The Upper Elementary Program at Summit is comprised of fourth, fifth, and sixth grades, combined in a multiage classroom. As students progress, the most senior of them become classroom leaders, continuing a cycle of peer mentoring and cooperation. All Upper Elementary students are considered school leaders and stewards, routinely engaging in activities such as car line greeting and recycling collection that support the entire Summit community. Students on the Upper Elementary level engage in individual work as well as collaborative activity in both small and larger groups. Mathematics, Language Arts, and Cultural Studies (History, Geography, Botany, Zoology, and Physical Science) represent the major areas of study, with Music, Visual Arts, Spanish and Physical Education integrated as important areas of special interest.
The beauty of Summit’s Upper Elementary lies in our warm classroom environment, our personalized approach to education and our low student: teacher ratios. As with all class levels, students find inspiration and encouragement within our walls. The students receive a comprehensive, progressive education and are encouraged to embrace their strengths and areas of interest as well as to master key skills in all academic domains.
The sixth year in the Summit Elementary Program is considered to be each student’s capstone year. As such, it includes some special opportunities including participating in the Montessori Model United Nations in New York City. This initiative to illustrate conflict and promote world peace is an advanced and in-depth popular program that students usually do not participate in until secondary school. Summit sixth-graders attended for the first time in 2007, and this is now part of the Upper Elementary curriculum each year. In addition, each sixth grade student conducts a year-long research project (Senior Project) based on an area of interest; each student presents a summary of his or her project to the entire school community at year’s end.
The graduation of sixth grade students leads to continuation at public and private middle and secondary schools. In any case, these students are well prepared to think, to speak, to write, to respect each other and the environment. Each graduate offers a graduation speech to the community, reflecting on his or her time at Summit and the personal meaning gained from these years. We are proud that our alumni are indeed lifelong learners, for that is Summit’s core Mission.

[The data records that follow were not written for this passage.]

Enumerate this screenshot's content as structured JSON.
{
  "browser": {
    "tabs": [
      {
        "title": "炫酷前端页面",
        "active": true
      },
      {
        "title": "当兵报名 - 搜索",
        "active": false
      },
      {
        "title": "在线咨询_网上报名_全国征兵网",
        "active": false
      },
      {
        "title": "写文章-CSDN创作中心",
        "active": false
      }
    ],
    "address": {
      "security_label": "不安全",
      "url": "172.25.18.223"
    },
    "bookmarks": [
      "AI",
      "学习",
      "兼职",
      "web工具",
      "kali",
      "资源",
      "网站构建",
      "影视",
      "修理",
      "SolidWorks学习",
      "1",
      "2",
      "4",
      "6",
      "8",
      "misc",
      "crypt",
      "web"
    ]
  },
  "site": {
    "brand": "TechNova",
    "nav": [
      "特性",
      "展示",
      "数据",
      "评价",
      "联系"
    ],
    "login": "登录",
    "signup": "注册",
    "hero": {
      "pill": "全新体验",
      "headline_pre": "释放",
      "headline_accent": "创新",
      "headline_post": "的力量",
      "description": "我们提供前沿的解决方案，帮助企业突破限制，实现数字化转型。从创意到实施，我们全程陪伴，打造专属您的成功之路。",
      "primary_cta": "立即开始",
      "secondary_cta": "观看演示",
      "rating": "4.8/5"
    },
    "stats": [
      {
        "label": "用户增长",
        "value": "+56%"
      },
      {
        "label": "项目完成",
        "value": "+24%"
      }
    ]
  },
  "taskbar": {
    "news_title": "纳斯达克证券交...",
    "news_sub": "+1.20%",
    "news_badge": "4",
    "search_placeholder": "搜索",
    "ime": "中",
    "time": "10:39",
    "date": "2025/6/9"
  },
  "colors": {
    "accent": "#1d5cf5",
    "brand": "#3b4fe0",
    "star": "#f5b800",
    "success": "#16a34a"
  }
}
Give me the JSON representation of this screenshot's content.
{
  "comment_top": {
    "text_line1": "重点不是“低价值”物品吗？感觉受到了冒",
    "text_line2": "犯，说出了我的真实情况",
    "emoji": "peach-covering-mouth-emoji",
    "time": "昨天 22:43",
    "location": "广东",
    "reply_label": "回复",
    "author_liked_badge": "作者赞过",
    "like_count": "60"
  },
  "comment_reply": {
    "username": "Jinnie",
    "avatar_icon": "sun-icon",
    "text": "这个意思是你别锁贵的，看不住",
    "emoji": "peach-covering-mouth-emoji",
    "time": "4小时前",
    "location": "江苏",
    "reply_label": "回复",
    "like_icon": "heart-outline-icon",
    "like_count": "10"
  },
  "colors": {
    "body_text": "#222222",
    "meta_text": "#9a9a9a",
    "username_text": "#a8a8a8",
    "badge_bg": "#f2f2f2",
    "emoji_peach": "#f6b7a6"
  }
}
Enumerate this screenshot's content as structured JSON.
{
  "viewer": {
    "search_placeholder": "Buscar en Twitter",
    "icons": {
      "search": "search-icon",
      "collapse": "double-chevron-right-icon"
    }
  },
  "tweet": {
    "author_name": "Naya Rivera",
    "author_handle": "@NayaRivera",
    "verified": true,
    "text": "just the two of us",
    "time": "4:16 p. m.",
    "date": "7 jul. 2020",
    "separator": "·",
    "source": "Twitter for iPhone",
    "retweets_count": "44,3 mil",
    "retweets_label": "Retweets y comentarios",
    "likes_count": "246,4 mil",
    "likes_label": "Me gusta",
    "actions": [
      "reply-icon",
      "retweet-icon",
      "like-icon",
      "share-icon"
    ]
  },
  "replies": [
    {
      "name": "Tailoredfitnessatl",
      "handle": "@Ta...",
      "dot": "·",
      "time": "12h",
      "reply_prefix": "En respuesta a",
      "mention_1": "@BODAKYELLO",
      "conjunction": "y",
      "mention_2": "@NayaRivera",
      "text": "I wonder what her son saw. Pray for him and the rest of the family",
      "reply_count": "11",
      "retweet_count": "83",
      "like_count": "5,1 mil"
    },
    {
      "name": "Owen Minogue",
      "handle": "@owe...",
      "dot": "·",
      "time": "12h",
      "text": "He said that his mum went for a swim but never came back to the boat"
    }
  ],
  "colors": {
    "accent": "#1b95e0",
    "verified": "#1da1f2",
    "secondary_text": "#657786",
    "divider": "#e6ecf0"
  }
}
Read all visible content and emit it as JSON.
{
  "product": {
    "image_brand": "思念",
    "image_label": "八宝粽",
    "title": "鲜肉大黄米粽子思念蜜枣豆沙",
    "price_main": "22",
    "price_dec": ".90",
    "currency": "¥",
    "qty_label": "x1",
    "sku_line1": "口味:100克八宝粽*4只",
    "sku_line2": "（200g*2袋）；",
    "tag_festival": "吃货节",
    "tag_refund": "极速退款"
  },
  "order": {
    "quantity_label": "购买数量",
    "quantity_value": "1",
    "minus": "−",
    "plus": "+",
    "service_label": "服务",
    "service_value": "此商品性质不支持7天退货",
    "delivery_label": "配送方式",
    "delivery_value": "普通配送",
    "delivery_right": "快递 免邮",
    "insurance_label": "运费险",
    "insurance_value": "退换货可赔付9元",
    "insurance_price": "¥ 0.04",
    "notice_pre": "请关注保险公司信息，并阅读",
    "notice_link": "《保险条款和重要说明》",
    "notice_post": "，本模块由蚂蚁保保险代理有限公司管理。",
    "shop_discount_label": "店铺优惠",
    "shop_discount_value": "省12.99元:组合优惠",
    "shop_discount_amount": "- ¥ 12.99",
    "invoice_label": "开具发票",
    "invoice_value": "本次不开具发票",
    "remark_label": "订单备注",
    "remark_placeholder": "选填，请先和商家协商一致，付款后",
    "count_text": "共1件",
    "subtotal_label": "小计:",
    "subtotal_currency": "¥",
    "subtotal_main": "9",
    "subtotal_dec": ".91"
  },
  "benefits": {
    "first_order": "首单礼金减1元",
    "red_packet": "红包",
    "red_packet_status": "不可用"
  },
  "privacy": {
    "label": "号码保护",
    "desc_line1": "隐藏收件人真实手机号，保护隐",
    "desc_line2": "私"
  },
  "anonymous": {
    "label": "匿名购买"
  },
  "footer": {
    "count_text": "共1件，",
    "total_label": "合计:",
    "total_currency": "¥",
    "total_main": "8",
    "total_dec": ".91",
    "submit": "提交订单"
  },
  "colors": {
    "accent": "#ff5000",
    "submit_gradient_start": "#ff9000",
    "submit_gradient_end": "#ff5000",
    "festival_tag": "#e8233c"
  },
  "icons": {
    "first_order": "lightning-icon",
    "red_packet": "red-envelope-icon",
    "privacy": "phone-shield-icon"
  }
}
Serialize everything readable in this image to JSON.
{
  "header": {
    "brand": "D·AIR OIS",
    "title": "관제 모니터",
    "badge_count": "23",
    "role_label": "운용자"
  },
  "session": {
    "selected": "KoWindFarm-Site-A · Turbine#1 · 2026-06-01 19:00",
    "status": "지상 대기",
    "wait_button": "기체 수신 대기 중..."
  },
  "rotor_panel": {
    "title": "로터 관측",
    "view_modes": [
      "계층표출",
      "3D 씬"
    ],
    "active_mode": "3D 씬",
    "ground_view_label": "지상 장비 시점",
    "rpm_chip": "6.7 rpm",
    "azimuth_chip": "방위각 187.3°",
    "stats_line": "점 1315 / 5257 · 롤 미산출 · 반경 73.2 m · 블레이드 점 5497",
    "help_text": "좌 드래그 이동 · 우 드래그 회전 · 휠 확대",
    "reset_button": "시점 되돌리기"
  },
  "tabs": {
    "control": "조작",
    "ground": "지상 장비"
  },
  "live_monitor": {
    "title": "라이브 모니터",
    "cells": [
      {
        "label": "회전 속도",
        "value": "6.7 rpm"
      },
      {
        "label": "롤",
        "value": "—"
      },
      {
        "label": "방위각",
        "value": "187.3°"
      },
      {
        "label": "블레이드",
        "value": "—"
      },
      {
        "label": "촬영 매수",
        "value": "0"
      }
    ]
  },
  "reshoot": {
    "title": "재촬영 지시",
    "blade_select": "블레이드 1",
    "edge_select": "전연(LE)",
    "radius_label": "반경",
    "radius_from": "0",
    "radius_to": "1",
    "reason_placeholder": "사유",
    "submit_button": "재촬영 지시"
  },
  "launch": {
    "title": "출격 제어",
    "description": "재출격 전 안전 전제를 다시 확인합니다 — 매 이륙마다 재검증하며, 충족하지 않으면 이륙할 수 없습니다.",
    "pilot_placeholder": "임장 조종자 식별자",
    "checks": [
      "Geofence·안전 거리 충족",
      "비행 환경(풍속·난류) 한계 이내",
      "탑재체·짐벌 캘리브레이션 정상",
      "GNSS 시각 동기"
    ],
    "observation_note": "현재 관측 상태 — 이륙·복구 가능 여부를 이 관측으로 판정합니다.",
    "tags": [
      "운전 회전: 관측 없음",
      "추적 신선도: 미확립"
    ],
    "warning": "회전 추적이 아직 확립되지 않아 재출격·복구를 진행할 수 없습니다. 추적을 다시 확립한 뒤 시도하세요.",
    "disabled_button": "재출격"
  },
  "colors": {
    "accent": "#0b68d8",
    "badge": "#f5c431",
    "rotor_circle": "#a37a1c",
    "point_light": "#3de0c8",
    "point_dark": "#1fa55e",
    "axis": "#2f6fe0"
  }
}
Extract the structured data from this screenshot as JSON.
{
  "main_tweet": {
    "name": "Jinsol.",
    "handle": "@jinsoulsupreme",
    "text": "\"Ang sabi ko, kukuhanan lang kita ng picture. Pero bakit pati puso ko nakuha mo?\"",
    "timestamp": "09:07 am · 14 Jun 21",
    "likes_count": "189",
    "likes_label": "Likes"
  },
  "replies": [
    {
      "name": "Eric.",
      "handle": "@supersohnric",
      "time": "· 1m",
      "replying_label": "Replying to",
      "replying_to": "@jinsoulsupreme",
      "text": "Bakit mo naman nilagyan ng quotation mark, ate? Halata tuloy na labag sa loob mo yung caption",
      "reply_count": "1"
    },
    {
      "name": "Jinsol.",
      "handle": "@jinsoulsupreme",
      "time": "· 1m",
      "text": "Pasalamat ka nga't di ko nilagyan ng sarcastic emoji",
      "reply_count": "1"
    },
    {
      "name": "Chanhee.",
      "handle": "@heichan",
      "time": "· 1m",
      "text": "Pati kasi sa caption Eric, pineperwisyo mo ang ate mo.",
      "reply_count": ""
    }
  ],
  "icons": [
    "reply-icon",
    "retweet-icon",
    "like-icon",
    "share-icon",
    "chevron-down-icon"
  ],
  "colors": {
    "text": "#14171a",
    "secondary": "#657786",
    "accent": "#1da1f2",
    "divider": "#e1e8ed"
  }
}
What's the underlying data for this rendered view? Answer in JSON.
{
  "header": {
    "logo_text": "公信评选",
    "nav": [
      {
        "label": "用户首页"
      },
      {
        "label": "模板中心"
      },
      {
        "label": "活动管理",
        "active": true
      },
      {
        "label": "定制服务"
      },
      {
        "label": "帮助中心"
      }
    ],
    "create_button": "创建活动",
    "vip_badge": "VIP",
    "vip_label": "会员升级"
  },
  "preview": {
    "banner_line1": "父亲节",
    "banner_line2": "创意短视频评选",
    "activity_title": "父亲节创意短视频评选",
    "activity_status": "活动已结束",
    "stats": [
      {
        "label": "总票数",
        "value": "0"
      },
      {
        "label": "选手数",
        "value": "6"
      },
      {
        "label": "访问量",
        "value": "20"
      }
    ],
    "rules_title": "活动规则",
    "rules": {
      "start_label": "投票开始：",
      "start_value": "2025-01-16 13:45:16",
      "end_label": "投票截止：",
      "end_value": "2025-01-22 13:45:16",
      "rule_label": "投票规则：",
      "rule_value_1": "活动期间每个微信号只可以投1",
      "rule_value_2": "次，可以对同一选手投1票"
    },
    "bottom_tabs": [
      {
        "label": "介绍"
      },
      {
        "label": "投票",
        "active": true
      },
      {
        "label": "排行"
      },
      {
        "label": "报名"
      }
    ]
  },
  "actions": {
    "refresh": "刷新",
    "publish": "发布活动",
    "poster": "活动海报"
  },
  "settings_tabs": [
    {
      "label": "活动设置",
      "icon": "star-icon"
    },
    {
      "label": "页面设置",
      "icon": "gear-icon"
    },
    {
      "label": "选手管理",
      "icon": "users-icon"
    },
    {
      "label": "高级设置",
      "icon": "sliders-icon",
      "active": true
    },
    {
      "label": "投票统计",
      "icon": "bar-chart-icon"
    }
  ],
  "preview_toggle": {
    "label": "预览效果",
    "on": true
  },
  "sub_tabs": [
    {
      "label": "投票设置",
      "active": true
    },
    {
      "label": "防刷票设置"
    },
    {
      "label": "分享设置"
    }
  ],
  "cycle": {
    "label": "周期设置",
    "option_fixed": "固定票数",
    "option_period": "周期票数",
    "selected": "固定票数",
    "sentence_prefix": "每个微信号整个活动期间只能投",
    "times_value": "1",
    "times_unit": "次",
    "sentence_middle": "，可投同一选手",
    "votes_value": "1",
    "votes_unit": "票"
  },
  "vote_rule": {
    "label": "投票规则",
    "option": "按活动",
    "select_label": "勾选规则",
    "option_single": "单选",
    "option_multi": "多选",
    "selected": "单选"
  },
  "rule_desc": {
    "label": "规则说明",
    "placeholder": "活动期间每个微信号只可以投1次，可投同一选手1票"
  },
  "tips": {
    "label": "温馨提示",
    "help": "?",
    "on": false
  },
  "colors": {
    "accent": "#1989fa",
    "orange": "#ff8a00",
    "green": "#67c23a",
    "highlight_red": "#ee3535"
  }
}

“It is the spirit of the child that can determine the course of human progress and lead it perhaps even to a higher form of civilization.”
-Dr. Maria Montessori
Upper Elementary math lessons build on those of the Lower Elementary. Students continue to practice the four arithmetic operations leading to abstraction, and work with fractions, ratio and percents. A substantial portion of the curriculum involves working with data and graphs, giving students an introduction to statistics and probability. An emphasis on advanced geometry materials allows in-depth presentations of geometric statements. Fundamental concepts such as congruence/symmetry, the Pythagorean Theorem, and order of operations are introduced. By sixth grade, students have begun to work in greater depth on algebraic functions.
The language curriculum is composed of core reading and writing programs implemented in small groups. Literary genres from folk tales and fantasy to science and historical fiction are included, as well as reading and discussing newspapers and current event magazines. Students read and analyze works of fiction and non-fiction; they produce essays, research papers, and creative writing including poetry; they give oral presentations and participate in debates. Teachers build on the fundamentals with a focus on advanced vocabulary, grammar and sentence structure.
Subjects such as Geography, the Arts, Economics and Science are covered in a three-year cycle, so that each focus area is repeated every three years in greater depth and detail. Upper Elementary students conduct topic research and routinely give presentations to their class. The UE students hone their presentation skills using a variety of formats, for example conducting formal debates, sharing work at whole school community meetings, and presenting original research at the Science Fair, for which the UE students pursue an area of personal interest to research, learning to apply the scientific method to test a hypothesis. Students are supported throughout the process: they brainstorm the feasibility of their projects with classmates, set short term goals for various pieces of the project, then design and carry out an experiment. The work culminates when projects are presented to the school-wide community at the Science Fair, held each spring.
Geography and History studies are synchronized in three-year cycles with the Lower Elementary Program, the Upper El students extending their knowledge of a designated geographic area or time period through shared readings, research, projects and discussion. The Lower and Upper Elementary groups often share cultural experiences and field trips. Recent excursions have included the OceanQuest trip from the Wood’s Hole Oceanographic Institute, a visit to Plimoth Plantation and the Mayflower, and a trip to thePeabodyEssexMuseuminSalemto study the Yin Yu Tang house.
Nature’s Classroom is one of the exciting programs unique to our Upper Elementary level. Nature’s Classroom is a residential outdoor environmental education program. All Upper Elementary students and teachers spend three days living and working together at one of the program’s New England locations. Here, they develop a sense of community and appreciation for each other, confidence in themselves, and first-hand knowledge of the natural environment and the concept of sustainability.